Chin J Plan Ecolo ›› 2004, Vol. 28 ›› Issue (5): 672-679.DOI: 10.17521/cjpe.2004.0090

• Research Articles • Previous Articles     Next Articles


YANG Tie-Zhao, YIN Quan-Yu, DING Yong-Le, and ZHANG Yu-Mei   

  1. Henan Agricultural University, Zhengzhou 450002, China
  • Published:2015-11-03
  • Contact: YANG Tie-Zhao


Changes in stoma density and stomatal conductance of 10 tobacco (Nicotiana tabacum) genotypes and its relationships to weather-fleck caused by ozone were studied in controlled field experiments in 2001 and 2002. Under controlled growing conditions in 2002, changes in the activities of 3 antioxidant enzymes in leaves of 5 genotypes were analyzed in relation to the degree of ozone injury following a combined treatment of ozone and low temperatures (10 ℃). The results showed that there were significant differences in leaf resistance to ozone injury among genotypes. Stoma density and stomatal conductance on the lower epidermis of tobacco leaves were related to weather-flecks caused by ozone. The lower leaves on the plants were especially sensitive to ozone injury.
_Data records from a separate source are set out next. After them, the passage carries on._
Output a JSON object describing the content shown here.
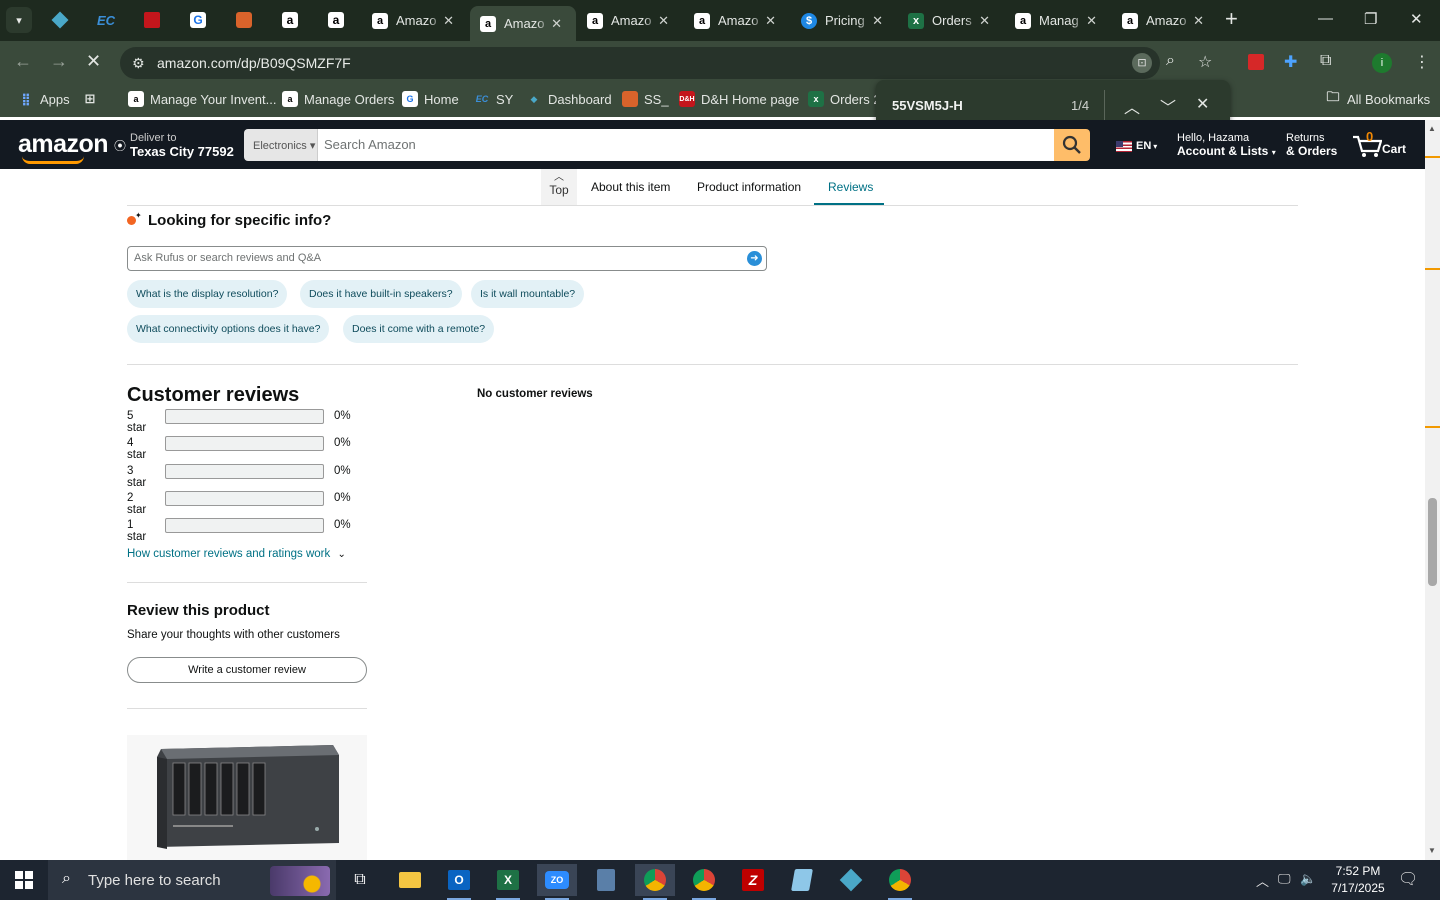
{
  "browser": {
    "tabs": [
      {
        "title": "Amazo",
        "favicon": "A",
        "active": false
      },
      {
        "title": "Amazo",
        "favicon": "A",
        "active": true
      },
      {
        "title": "Amazo",
        "favicon": "A",
        "active": false
      },
      {
        "title": "Amazo",
        "favicon": "A",
        "active": false
      },
      {
        "title": "Pricing",
        "favicon": "$",
        "active": false
      },
      {
        "title": "Orders",
        "favicon": "X",
        "active": false
      },
      {
        "title": "Manag",
        "favicon": "A",
        "active": false
      },
      {
        "title": "Amazo",
        "favicon": "A",
        "active": false
      }
    ],
    "url": "amazon.com/dp/B09QSMZF7F",
    "bookmarks": [
      {
        "label": "Apps"
      },
      {
        "label": ""
      },
      {
        "label": "Manage Your Invent..."
      },
      {
        "label": "Manage Orders"
      },
      {
        "label": "Home"
      },
      {
        "label": "SY"
      },
      {
        "label": "Dashboard"
      },
      {
        "label": "SS_"
      },
      {
        "label": "D&H Home page"
      },
      {
        "label": "Orders 2"
      }
    ],
    "all_bookmarks": "All Bookmarks",
    "find": {
      "query": "55VSM5J-H",
      "count": "1/4"
    }
  },
  "amazon_header": {
    "logo": "amazon",
    "deliver_line1": "Deliver to",
    "deliver_line2": "Texas City 77592",
    "search_category": "Electronics ▾",
    "search_placeholder": "Search Amazon",
    "lang": "EN",
    "account_line1": "Hello, Hazama",
    "account_line2": "Account & Lists",
    "returns_line1": "Returns",
    "returns_line2": "& Orders",
    "cart_count": "0",
    "cart_label": "Cart"
  },
  "subnav": {
    "top": "Top",
    "about": "About this item",
    "product_info": "Product information",
    "reviews": "Reviews"
  },
  "rufus": {
    "title": "Looking for specific info?",
    "placeholder": "Ask Rufus or search reviews and Q&A",
    "chips": [
      "What is the display resolution?",
      "Does it have built-in speakers?",
      "Is it wall mountable?",
      "What connectivity options does it have?",
      "Does it come with a remote?"
    ]
  },
  "reviews": {
    "title": "Customer reviews",
    "rows": [
      {
        "label": "5 star",
        "pct": "0%",
        "fill": 0
      },
      {
        "label": "4 star",
        "pct": "0%",
        "fill": 0
      },
      {
        "label": "3 star",
        "pct": "0%",
        "fill": 0
      },
      {
        "label": "2 star",
        "pct": "0%",
        "fill": 0
      },
      {
        "label": "1 star",
        "pct": "0%",
        "fill": 0
      }
    ],
    "no_reviews": "No customer reviews",
    "how_link": "How customer reviews and ratings work",
    "review_title": "Review this product",
    "review_sub": "Share your thoughts with other customers",
    "write_btn": "Write a customer review"
  },
  "taskbar": {
    "search_placeholder": "Type here to search",
    "time": "7:52 PM",
    "date": "7/17/2025"
  },
  "colors": {
    "amazon_nav": "#131921",
    "amazon_orange": "#ff9900",
    "link_teal": "#007185",
    "chrome_frame": "#1e2a1f"
  }
}
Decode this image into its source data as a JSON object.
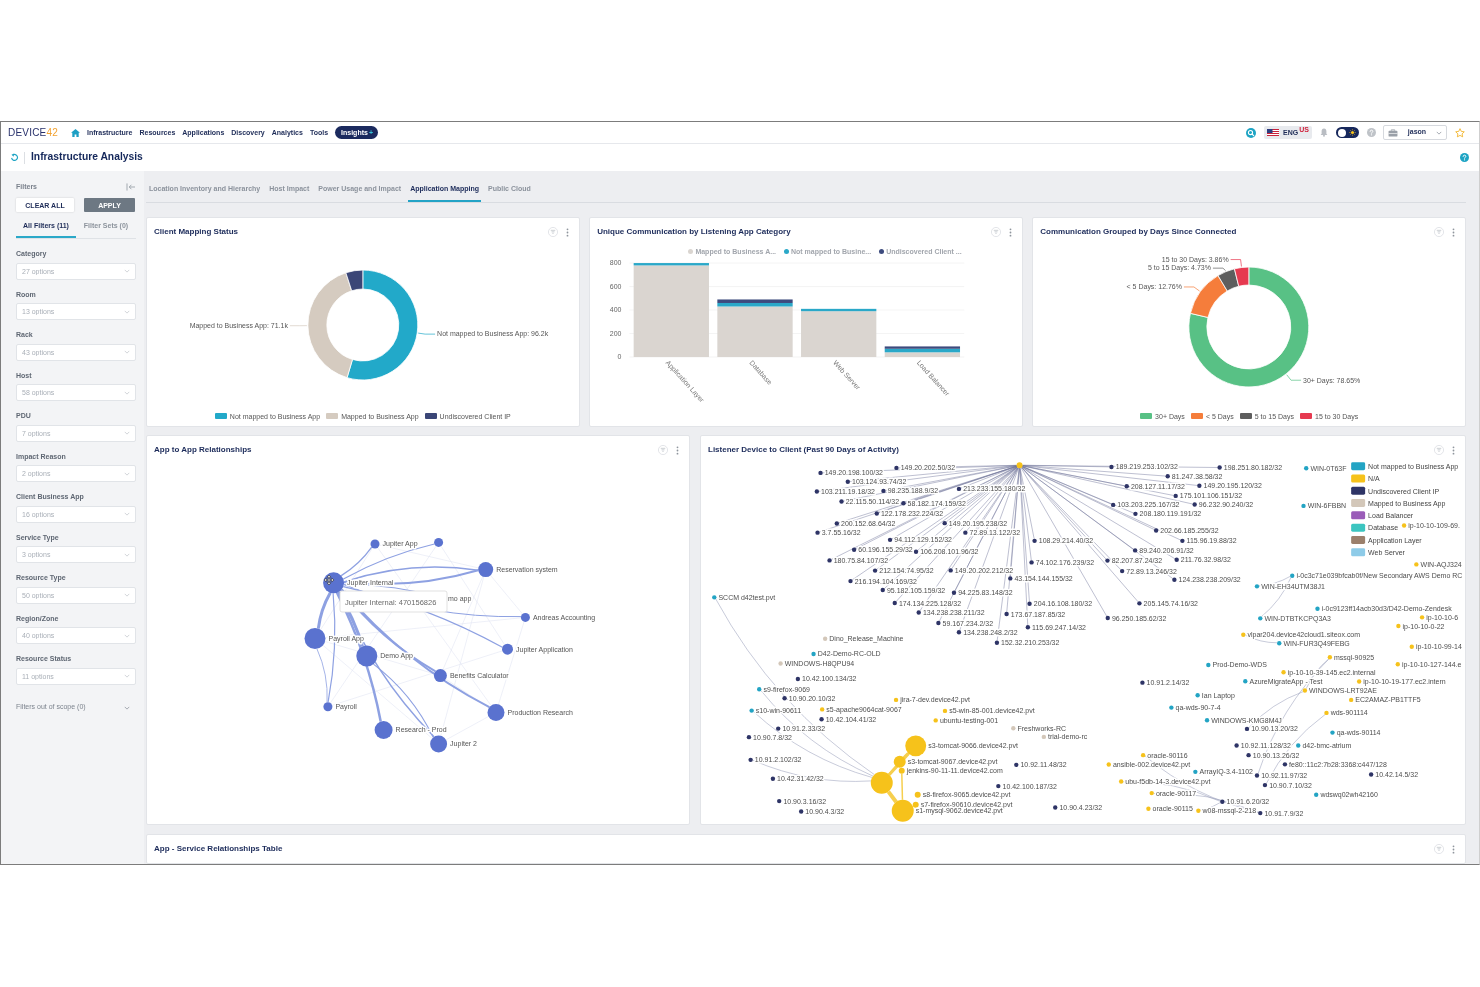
{
  "navbar": {
    "logo": {
      "text": "DEVICE",
      "number": "42"
    },
    "menu": [
      "Infrastructure",
      "Resources",
      "Applications",
      "Discovery",
      "Analytics",
      "Tools"
    ],
    "insights": {
      "label": "Insights",
      "badge": "+"
    },
    "language": {
      "code": "ENG",
      "region": "US"
    },
    "theme_toggle": {
      "on": false
    },
    "user": {
      "name": "jason"
    }
  },
  "page_title": "Infrastructure Analysis",
  "filters": {
    "title": "Filters",
    "clear_button": "CLEAR ALL",
    "apply_button": "APPLY",
    "tabs": [
      {
        "label": "All Filters (11)",
        "selected": true
      },
      {
        "label": "Filter Sets (0)",
        "selected": false
      }
    ],
    "groups": [
      {
        "label": "Category",
        "placeholder": "27 options"
      },
      {
        "label": "Room",
        "placeholder": "13 options"
      },
      {
        "label": "Rack",
        "placeholder": "43 options"
      },
      {
        "label": "Host",
        "placeholder": "58 options"
      },
      {
        "label": "PDU",
        "placeholder": "7 options"
      },
      {
        "label": "Impact Reason",
        "placeholder": "2 options"
      },
      {
        "label": "Client Business App",
        "placeholder": "16 options"
      },
      {
        "label": "Service Type",
        "placeholder": "3 options"
      },
      {
        "label": "Resource Type",
        "placeholder": "50 options"
      },
      {
        "label": "Region/Zone",
        "placeholder": "40 options"
      },
      {
        "label": "Resource Status",
        "placeholder": "11 options"
      }
    ],
    "out_of_scope": "Filters out of scope (0)"
  },
  "tabs": [
    {
      "label": "Location Inventory and Hierarchy",
      "selected": false
    },
    {
      "label": "Host Impact",
      "selected": false
    },
    {
      "label": "Power Usage and Impact",
      "selected": false
    },
    {
      "label": "Application Mapping",
      "selected": true
    },
    {
      "label": "Public Cloud",
      "selected": false
    }
  ],
  "client_mapping": {
    "title": "Client Mapping Status",
    "chart_data": {
      "type": "donut",
      "legend": "bottom",
      "categories": [
        "Not mapped to Business App",
        "Mapped to Business App",
        "Undiscovered Client IP"
      ],
      "values": [
        96.2,
        71.1,
        8.8
      ],
      "colors": [
        "#22a9c9",
        "#d5cbc0",
        "#3b4677"
      ],
      "value_labels": [
        "Not mapped to Business App: 96.2k",
        "Mapped to Business App: 71.1k",
        null
      ]
    }
  },
  "unique_communication": {
    "title": "Unique Communication by Listening App Category",
    "chart_data": {
      "type": "bar",
      "legend": "top",
      "stacked": true,
      "grid": true,
      "categories": [
        "Application Layer",
        "Database",
        "Web Server",
        "Load Balancer"
      ],
      "series": [
        {
          "name": "Mapped to Business A...",
          "color": "#dad5d0",
          "values": [
            780,
            430,
            390,
            40
          ]
        },
        {
          "name": "Not mapped to Busine...",
          "color": "#2aa8c8",
          "values": [
            20,
            30,
            20,
            30
          ]
        },
        {
          "name": "Undiscovered Client ...",
          "color": "#3d4b7e",
          "values": [
            0,
            30,
            0,
            20
          ]
        }
      ],
      "ylim": [
        0,
        800
      ],
      "yticks": [
        0,
        200,
        400,
        600,
        800
      ]
    }
  },
  "days_since_connected": {
    "title": "Communication Grouped by Days Since Connected",
    "chart_data": {
      "type": "donut",
      "legend": "bottom",
      "categories": [
        "30+ Days",
        "< 5 Days",
        "5 to 15 Days",
        "15 to 30 Days"
      ],
      "values": [
        78.65,
        12.76,
        4.73,
        3.86
      ],
      "colors": [
        "#58c185",
        "#f57d3b",
        "#5e5e5e",
        "#e63a50"
      ],
      "value_labels": [
        "30+ Days: 78.65%",
        "< 5 Days: 12.76%",
        "5 to 15 Days: 4.73%",
        "15 to 30 Days: 3.86%"
      ]
    }
  },
  "app_relationships": {
    "title": "App to App Relationships",
    "nodes": [
      {
        "kind": "node",
        "label": "Jupiter Internal"
      },
      {
        "kind": "node",
        "label": "Jupiter App"
      },
      {
        "kind": "node"
      },
      {
        "kind": "node",
        "label": "Reservation system"
      },
      {
        "kind": "covered",
        "label": "mo app"
      },
      {
        "kind": "node",
        "label": "Andreas Accounting"
      },
      {
        "kind": "node",
        "label": "Jupiter Application"
      },
      {
        "kind": "node",
        "label": "Payroll App"
      },
      {
        "kind": "node",
        "label": "Demo App"
      },
      {
        "kind": "node",
        "label": "Benefits Calculator"
      },
      {
        "kind": "node",
        "label": "Payroll"
      },
      {
        "kind": "node",
        "label": "Production Research"
      },
      {
        "kind": "node",
        "label": "Research - Prod"
      },
      {
        "kind": "node",
        "label": "Jupiter 2"
      }
    ],
    "tooltip": "Jupiter Internal: 470156826"
  },
  "listener_graph": {
    "title": "Listener Device to Client (Past 90 Days of Activity)",
    "legend": [
      {
        "label": "Not mapped to Business App",
        "color": "#23a4c4"
      },
      {
        "label": "N/A",
        "color": "#f6c21b"
      },
      {
        "label": "Undiscovered Client IP",
        "color": "#2e3466"
      },
      {
        "label": "Mapped to Business App",
        "color": "#d3c7b9"
      },
      {
        "label": "Load Balancer",
        "color": "#9a5cb8"
      },
      {
        "label": "Database",
        "color": "#3cc5c0"
      },
      {
        "label": "Application Layer",
        "color": "#9b806c"
      },
      {
        "label": "Web Server",
        "color": "#8ecbe8"
      }
    ],
    "nodes": [
      {
        "color": "#f6c21b"
      },
      {
        "label": "149.20.198.100/32",
        "color": "#2e3466"
      },
      {
        "label": "149.20.202.50/32",
        "color": "#2e3466"
      },
      {
        "label": "103.124.93.74/32",
        "color": "#2e3466"
      },
      {
        "label": "103.211.19.18/32",
        "color": "#2e3466"
      },
      {
        "label": "98.235.188.9/32",
        "color": "#2e3466"
      },
      {
        "label": "213.233.155.180/32",
        "color": "#2e3466"
      },
      {
        "label": "22.115.50.114/32",
        "color": "#2e3466"
      },
      {
        "label": "58.182.174.159/32",
        "color": "#2e3466"
      },
      {
        "label": "122.178.232.224/32",
        "color": "#2e3466"
      },
      {
        "label": "200.152.68.64/32",
        "color": "#2e3466"
      },
      {
        "label": "3.7.55.16/32",
        "color": "#2e3466"
      },
      {
        "label": "149.20.195.238/32",
        "color": "#2e3466"
      },
      {
        "label": "72.89.13.122/32",
        "color": "#2e3466"
      },
      {
        "label": "94.112.129.152/32",
        "color": "#2e3466"
      },
      {
        "label": "108.29.214.40/32",
        "color": "#2e3466"
      },
      {
        "label": "60.196.155.29/32",
        "color": "#2e3466"
      },
      {
        "label": "106.208.101.96/32",
        "color": "#2e3466"
      },
      {
        "label": "180.75.84.107/32",
        "color": "#2e3466"
      },
      {
        "label": "212.154.74.95/32",
        "color": "#2e3466"
      },
      {
        "label": "74.102.176.239/32",
        "color": "#2e3466"
      },
      {
        "label": "149.20.202.212/32",
        "color": "#2e3466"
      },
      {
        "label": "216.194.104.169/32",
        "color": "#2e3466"
      },
      {
        "label": "43.154.144.155/32",
        "color": "#2e3466"
      },
      {
        "label": "95.182.105.159/32",
        "color": "#2e3466"
      },
      {
        "label": "94.225.83.148/32",
        "color": "#2e3466"
      },
      {
        "label": "174.134.225.128/32",
        "color": "#2e3466"
      },
      {
        "label": "204.16.108.180/32",
        "color": "#2e3466"
      },
      {
        "label": "134.238.238.211/32",
        "color": "#2e3466"
      },
      {
        "label": "173.67.187.85/32",
        "color": "#2e3466"
      },
      {
        "label": "59.167.234.2/32",
        "color": "#2e3466"
      },
      {
        "label": "134.238.248.2/32",
        "color": "#2e3466"
      },
      {
        "label": "115.69.247.14/32",
        "color": "#2e3466"
      },
      {
        "label": "152.32.210.253/32",
        "color": "#2e3466"
      },
      {
        "label": "189.219.253.102/32",
        "color": "#2e3466"
      },
      {
        "label": "81.247.38.58/32",
        "color": "#2e3466"
      },
      {
        "label": "198.251.80.182/32",
        "color": "#2e3466"
      },
      {
        "label": "208.127.11.17/32",
        "color": "#2e3466"
      },
      {
        "label": "149.20.195.120/32",
        "color": "#2e3466"
      },
      {
        "label": "175.101.106.151/32",
        "color": "#2e3466"
      },
      {
        "label": "103.203.225.167/32",
        "color": "#2e3466"
      },
      {
        "label": "208.180.119.191/32",
        "color": "#2e3466"
      },
      {
        "label": "96.232.90.240/32",
        "color": "#2e3466"
      },
      {
        "label": "202.66.185.255/32",
        "color": "#2e3466"
      },
      {
        "label": "115.96.19.88/32",
        "color": "#2e3466"
      },
      {
        "label": "89.240.206.91/32",
        "color": "#2e3466"
      },
      {
        "label": "82.207.87.24/32",
        "color": "#2e3466"
      },
      {
        "label": "211.76.32.98/32",
        "color": "#2e3466"
      },
      {
        "label": "72.89.13.246/32",
        "color": "#2e3466"
      },
      {
        "label": "124.238.238.209/32",
        "color": "#2e3466"
      },
      {
        "label": "205.145.74.16/32",
        "color": "#2e3466"
      },
      {
        "label": "96.250.185.62/32",
        "color": "#2e3466"
      },
      {
        "label": "SCCM d42test.pvt",
        "color": "#23a4c4"
      },
      {
        "label": "Dino_Release_Machine",
        "color": "#d3c7b9"
      },
      {
        "label": "D42-Demo-RC-OLD",
        "color": "#23a4c4"
      },
      {
        "label": "WINDOWS-H8QPU94",
        "color": "#d3c7b9"
      },
      {
        "label": "10.42.100.134/32",
        "color": "#2e3466"
      },
      {
        "label": "s9-firefox-9069",
        "color": "#23a4c4"
      },
      {
        "label": "10.90.20.10/32",
        "color": "#2e3466"
      },
      {
        "label": "s10-win-90611",
        "color": "#23a4c4"
      },
      {
        "label": "s5-apache9064cat-9067",
        "color": "#f6c21b"
      },
      {
        "label": "jira-7-dev.device42.pvt",
        "color": "#f6c21b"
      },
      {
        "label": "s5-win-85-001.device42.pvt",
        "color": "#f6c21b"
      },
      {
        "label": "ubuntu-testing-001",
        "color": "#f6c21b"
      },
      {
        "label": "10.91.2.33/32",
        "color": "#2e3466"
      },
      {
        "label": "10.42.104.41/32",
        "color": "#2e3466"
      },
      {
        "label": "Freshworks-RC",
        "color": "#d3c7b9"
      },
      {
        "label": "10.90.7.8/32",
        "color": "#2e3466"
      },
      {
        "label": "trial-demo-rc",
        "color": "#d3c7b9"
      },
      {
        "label": "s3-tomcat-9066.device42.pvt",
        "color": "#f6c21b"
      },
      {
        "label": "s3-tomcat-9067.device42.pvt",
        "color": "#f6c21b"
      },
      {
        "label": "jenkins-90-11-11.device42.com",
        "color": "#f6c21b"
      },
      {
        "label": "10.91.2.102/32",
        "color": "#2e3466"
      },
      {
        "label": "10.92.11.48/32",
        "color": "#2e3466"
      },
      {
        "label": "10.42.31.42/32",
        "color": "#2e3466"
      },
      {
        "color": "#f6c21b"
      },
      {
        "label": "s8-firefox-9065.device42.pvt",
        "color": "#f6c21b"
      },
      {
        "label": "s7-firefox-90610.device42.pvt",
        "color": "#f6c21b"
      },
      {
        "label": "s1-mysql-9062.device42.pvt",
        "color": "#f6c21b"
      },
      {
        "label": "10.90.3.16/32",
        "color": "#2e3466"
      },
      {
        "label": "10.90.4.3/32",
        "color": "#2e3466"
      },
      {
        "label": "10.42.100.187/32",
        "color": "#2e3466"
      },
      {
        "label": "10.90.4.23/32",
        "color": "#2e3466"
      },
      {
        "label": "WIN-0T63F",
        "color": "#23a4c4"
      },
      {
        "label": "WIN-6FBBN",
        "color": "#23a4c4"
      },
      {
        "label": "ip-10-10-109-69.",
        "color": "#f6c21b"
      },
      {
        "label": "WIN-AQJ324",
        "color": "#f6c21b"
      },
      {
        "label": "i-0c3c71e039bfcab0f/New Secondary AWS Demo RC",
        "color": "#23a4c4"
      },
      {
        "label": "WIN-EH34UTM38J1",
        "color": "#23a4c4"
      },
      {
        "label": "i-0c9123ff14acb30d3/D42-Demo-Zendesk",
        "color": "#23a4c4"
      },
      {
        "label": "WIN-DTBTKCPQ3A3",
        "color": "#23a4c4"
      },
      {
        "label": "ip-10-10-6",
        "color": "#f6c21b"
      },
      {
        "label": "ip-10-10-0-22",
        "color": "#f6c21b"
      },
      {
        "label": "vlpar204.device42cloud1.siteox.com",
        "color": "#f6c21b"
      },
      {
        "label": "WIN-FUR3Q49FEBG",
        "color": "#23a4c4"
      },
      {
        "label": "ip-10-10-99-14",
        "color": "#f6c21b"
      },
      {
        "label": "mssql-90925",
        "color": "#f6c21b"
      },
      {
        "label": "Prod-Demo-WDS",
        "color": "#23a4c4"
      },
      {
        "label": "ip-10-10-127-144.e",
        "color": "#f6c21b"
      },
      {
        "label": "ip-10-10-39-145.ec2.internal",
        "color": "#f6c21b"
      },
      {
        "label": "ip-10-10-19-177.ec2.intern",
        "color": "#f6c21b"
      },
      {
        "label": "WINDOWS-LRT92AE",
        "color": "#f6c21b"
      },
      {
        "label": "10.91.2.14/32",
        "color": "#2e3466"
      },
      {
        "label": "AzureMigrateApp - Test",
        "color": "#23a4c4"
      },
      {
        "label": "Ian Laptop",
        "color": "#23a4c4"
      },
      {
        "label": "EC2AMAZ-PB1TTF5",
        "color": "#f6c21b"
      },
      {
        "label": "qa-wds-90-7-4",
        "color": "#23a4c4"
      },
      {
        "label": "wds-901114",
        "color": "#f6c21b"
      },
      {
        "label": "WINDOWS-KMG8M4J",
        "color": "#23a4c4"
      },
      {
        "label": "10.90.13.20/32",
        "color": "#2e3466"
      },
      {
        "label": "qa-wds-90114",
        "color": "#23a4c4"
      },
      {
        "label": "10.92.11.128/32",
        "color": "#2e3466"
      },
      {
        "label": "d42-bmc-atrium",
        "color": "#23a4c4"
      },
      {
        "label": "oracle-90116",
        "color": "#f6c21b"
      },
      {
        "label": "10.90.13.26/32",
        "color": "#2e3466"
      },
      {
        "label": "fe80::11c2:7b28:3368:c447/128",
        "color": "#2e3466"
      },
      {
        "label": "ArrayIQ-3.4-1102",
        "color": "#23a4c4"
      },
      {
        "label": "ansible-002.device42.pvt",
        "color": "#f6c21b"
      },
      {
        "label": "10.92.11.97/32",
        "color": "#2e3466"
      },
      {
        "label": "10.42.14.5/32",
        "color": "#2e3466"
      },
      {
        "label": "ubu-f5db-14-3.device42.pvt",
        "color": "#f6c21b"
      },
      {
        "label": "10.90.7.10/32",
        "color": "#2e3466"
      },
      {
        "label": "oracle-90117",
        "color": "#f6c21b"
      },
      {
        "label": "wdswq02wh42160",
        "color": "#23a4c4"
      },
      {
        "label": "10.91.6.20/32",
        "color": "#2e3466"
      },
      {
        "label": "oracle-90115",
        "color": "#f6c21b"
      },
      {
        "label": "w08-mssql-2-218",
        "color": "#f6c21b"
      },
      {
        "label": "10.91.7.9/32",
        "color": "#2e3466"
      }
    ]
  },
  "service_table": {
    "title": "App - Service Relationships Table"
  }
}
Correlation coefficients between stoma density and weather-flecks and between stomatal conductance and weather-flecks were 0.65 -0.68 and 0.80-0.87, respectively. Therefore, it is proposed that stoma density and stomatal conductance of the lower leaves on tobacco plant be used as a selection marker for disease-resistance breeding. The results of controlled experiments showed that ozone combined with low temperatures of 10 ℃ induced weather-flecks in leaves of 5 flue-cured tobacco genotypes. The activity of SOD increased in ozone-injured leaves and increasing SOD activity was negatively correlated to the weather-fleck index. Activity of CAT was slightly enhanced but activity of POD decreased remarkably. Activity of antioxidant enzymes was low and hence weather-fleck injury was great in tobacco genotypes with little resistance to ozone, whereas when the activity of antioxidant enzymes was high in genotypes, there was strong resistance to ozone injury. The results indicated that ozone combined with low temperatures of 10 ℃ markedly affected active oxygen-scavenging systems in tobacco leaves caused by an imbalance in activities of 3 antioxidant enzymes. Sharp decreases in POD activity might be one of the major reasons why leaves were injured by ozone, whereas increases in the activities both of SOD and CAT helped to protect against ozone injury.